Tulip Eyes

Tulip Eyes
A prominent feature of many fly patterns is the eye. It is believed that predators spot and focus on eyes as targets for their attacks. Therefore, anglers have been outfitting their lures and flies with eyes for a very long time. The primary choice for making eyes on baitfish patterns used to be to just paint them one. Many tyers decorated their streamers with enamel by precisely positioning a drop of paint on the heads of the streamers with a dowel or a matchstick. It was a bit messy, and sometimes the paint would wick into the body materials and mess them up. Overall, though, it worked.

Then along came the stick-on eyes made from circular pieces of adhesive-backed Mylar punched from a large sheet. These eyes were far less messy than paints. Next, the 3-D stick-on eyes appeared. Their dimensional glassy appearance looked even better than the flat Mylar eyes.

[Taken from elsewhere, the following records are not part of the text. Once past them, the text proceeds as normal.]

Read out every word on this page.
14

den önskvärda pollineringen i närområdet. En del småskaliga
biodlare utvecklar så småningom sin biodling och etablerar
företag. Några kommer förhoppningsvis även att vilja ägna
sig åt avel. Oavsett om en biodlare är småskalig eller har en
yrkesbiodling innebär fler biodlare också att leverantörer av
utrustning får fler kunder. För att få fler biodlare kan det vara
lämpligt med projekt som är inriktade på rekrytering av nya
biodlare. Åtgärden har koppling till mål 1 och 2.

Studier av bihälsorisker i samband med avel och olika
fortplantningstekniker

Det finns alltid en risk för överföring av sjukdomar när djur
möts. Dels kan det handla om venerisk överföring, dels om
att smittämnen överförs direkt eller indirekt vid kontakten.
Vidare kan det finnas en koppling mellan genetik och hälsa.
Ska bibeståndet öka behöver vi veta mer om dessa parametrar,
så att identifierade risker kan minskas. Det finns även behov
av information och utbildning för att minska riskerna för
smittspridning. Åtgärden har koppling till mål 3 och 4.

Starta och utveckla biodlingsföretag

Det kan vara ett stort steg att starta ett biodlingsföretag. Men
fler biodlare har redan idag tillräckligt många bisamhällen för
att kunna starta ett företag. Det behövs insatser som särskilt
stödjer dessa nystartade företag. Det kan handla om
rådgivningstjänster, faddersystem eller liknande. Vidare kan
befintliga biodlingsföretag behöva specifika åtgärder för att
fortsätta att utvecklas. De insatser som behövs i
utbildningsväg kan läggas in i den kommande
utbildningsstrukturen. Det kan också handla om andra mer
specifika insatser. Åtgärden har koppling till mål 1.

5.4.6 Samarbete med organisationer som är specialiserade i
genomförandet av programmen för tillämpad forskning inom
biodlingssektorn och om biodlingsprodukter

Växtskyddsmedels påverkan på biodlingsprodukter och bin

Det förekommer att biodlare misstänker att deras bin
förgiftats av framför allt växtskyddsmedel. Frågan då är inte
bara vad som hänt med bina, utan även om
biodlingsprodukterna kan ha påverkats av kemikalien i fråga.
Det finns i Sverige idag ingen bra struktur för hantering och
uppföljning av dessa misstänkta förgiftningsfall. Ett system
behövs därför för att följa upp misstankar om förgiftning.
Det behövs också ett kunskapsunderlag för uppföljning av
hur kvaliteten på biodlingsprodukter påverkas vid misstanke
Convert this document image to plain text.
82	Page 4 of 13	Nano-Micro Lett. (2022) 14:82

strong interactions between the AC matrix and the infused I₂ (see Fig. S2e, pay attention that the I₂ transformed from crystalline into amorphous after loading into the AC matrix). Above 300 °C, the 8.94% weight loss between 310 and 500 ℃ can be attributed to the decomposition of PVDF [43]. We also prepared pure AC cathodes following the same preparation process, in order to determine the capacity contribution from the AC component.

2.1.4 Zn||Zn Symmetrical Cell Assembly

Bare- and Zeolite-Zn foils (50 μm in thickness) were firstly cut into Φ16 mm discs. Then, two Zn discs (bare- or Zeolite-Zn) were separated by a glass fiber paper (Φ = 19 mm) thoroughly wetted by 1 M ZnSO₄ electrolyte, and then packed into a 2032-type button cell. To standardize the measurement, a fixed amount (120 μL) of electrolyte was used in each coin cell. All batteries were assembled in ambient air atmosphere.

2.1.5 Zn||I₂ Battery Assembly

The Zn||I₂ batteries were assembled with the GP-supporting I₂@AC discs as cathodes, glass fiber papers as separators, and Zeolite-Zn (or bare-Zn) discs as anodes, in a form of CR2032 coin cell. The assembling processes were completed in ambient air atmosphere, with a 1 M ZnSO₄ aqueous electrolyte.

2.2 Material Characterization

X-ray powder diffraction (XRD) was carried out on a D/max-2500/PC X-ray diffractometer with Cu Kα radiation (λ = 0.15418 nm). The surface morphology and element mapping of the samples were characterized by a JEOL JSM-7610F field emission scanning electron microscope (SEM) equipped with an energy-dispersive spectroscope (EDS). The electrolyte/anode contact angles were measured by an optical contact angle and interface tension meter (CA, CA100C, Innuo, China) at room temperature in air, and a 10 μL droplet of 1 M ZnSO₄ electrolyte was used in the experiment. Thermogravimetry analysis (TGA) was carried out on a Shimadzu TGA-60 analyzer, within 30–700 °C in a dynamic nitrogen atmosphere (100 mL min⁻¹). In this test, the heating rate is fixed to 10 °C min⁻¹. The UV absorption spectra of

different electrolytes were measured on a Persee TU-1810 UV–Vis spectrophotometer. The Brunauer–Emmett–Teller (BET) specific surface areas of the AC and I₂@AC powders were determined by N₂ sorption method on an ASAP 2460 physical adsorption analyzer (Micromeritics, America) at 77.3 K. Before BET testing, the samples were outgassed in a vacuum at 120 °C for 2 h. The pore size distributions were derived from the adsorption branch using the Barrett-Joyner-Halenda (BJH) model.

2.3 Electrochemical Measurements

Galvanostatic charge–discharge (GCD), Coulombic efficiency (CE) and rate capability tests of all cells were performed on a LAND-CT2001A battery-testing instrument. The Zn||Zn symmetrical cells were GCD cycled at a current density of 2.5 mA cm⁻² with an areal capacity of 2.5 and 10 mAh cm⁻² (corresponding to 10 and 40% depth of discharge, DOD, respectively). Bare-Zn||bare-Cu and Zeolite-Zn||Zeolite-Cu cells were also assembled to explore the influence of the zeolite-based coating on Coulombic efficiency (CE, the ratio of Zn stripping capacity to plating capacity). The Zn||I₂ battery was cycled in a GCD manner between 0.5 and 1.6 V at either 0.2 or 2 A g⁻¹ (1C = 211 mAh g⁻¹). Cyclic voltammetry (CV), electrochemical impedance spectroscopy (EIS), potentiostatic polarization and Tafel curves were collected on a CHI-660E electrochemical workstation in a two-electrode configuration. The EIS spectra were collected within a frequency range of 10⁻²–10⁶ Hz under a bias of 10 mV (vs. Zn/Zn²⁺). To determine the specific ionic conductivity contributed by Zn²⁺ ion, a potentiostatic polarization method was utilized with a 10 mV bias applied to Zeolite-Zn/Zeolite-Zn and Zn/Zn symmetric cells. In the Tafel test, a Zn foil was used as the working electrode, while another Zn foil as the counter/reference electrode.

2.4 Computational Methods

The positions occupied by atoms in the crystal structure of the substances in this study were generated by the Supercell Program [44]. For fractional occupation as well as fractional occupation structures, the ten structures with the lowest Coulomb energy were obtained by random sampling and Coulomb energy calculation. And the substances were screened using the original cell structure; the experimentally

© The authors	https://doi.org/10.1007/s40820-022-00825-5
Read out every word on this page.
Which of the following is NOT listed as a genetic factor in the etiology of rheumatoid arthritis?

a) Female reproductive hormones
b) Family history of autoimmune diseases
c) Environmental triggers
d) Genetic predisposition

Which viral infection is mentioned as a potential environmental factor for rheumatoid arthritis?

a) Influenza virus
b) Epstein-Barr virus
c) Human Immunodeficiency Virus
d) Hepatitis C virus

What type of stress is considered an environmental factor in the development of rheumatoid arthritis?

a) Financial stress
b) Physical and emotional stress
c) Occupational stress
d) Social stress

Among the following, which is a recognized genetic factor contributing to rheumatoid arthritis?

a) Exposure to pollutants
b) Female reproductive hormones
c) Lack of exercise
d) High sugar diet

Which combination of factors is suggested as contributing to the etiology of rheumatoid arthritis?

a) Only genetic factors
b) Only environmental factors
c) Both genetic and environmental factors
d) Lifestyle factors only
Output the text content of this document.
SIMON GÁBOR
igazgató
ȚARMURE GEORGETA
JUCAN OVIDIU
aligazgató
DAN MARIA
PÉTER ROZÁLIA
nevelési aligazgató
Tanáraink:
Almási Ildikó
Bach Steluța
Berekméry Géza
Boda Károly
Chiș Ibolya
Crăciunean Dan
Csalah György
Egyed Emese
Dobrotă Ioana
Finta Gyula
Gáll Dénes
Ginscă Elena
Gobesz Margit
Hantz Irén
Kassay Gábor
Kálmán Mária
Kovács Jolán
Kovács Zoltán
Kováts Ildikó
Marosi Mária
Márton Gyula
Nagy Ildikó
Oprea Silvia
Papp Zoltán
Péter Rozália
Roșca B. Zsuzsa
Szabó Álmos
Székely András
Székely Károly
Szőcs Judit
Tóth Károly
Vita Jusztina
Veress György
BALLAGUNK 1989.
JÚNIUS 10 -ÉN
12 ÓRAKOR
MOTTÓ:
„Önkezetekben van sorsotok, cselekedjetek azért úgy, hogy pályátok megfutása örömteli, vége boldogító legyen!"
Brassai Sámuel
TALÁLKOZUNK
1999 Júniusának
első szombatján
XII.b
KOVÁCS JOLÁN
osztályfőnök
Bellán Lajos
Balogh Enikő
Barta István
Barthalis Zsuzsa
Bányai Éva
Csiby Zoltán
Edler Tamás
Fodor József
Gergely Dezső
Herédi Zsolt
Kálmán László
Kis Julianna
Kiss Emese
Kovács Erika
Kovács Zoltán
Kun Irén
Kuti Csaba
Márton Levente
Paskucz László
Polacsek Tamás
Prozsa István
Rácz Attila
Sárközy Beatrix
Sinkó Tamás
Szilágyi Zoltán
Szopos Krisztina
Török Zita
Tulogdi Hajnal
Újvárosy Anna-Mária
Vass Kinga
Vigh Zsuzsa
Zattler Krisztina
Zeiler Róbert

The problem with all stick-on eyes is that they don't stay stuck on. The eyes must be glued in place. Unfortunately, the glue often fails and the eyes disappear, or the eyes bang against a hard object and crack loose. A coating of epoxy solves this problem, but who wants to coat all their flies with epoxy just to get the eyes to stay put? There is an alternative, though- Tulip eyes.

Tulip Dimensional Fabric Paints are water-based, nontoxic, paints that were originally designed to decorate clothing. They are packaged in a convenient plastic applicator bottle and are available in a mind-boggling assortment of colors and sheens. These paints are highly viscous, so they can be squirted into oddball shapes and designs. Tulip Fabric Paints can be used to make MOE Fly heads, shrimp backs, crab bodies, and an assortment of other fly body parts, but perhaps their most practical use is to make fly eyes.

Making the eyes is simple. Just squirt a few small dollops of paint onto a plastic lid, add a drop of black paint on top of the dollops to form the pupils, and then lightly tap the bottom of the lid to make the viscous paint flatten slightly. Let the eyes dry for 24-48 hours and then peel them off with a bodkin needle or a safety pin and glue them to your flies with superglue or DAP Kwik Seal. The eyes will have dimension and they will be tough and flexible. This means they have a good 3-D look and they can be formed around curves. Their flexibility also prevents them from cracking and falling off if they strike a hard object like a boat or a rock.

Tulip eyes can be made in any size and color combinations and you can make a ton of them in just a few minutes. Just leave them on the plastic lids once they are dry and pick them off with a safety pin when you need them. The eyes shown here are silver metallic with black pupils. Some of my other favorite colors are glow-in-the-dark chartreuse with black pupils, silver glitter with black pupils, and white with black pupils.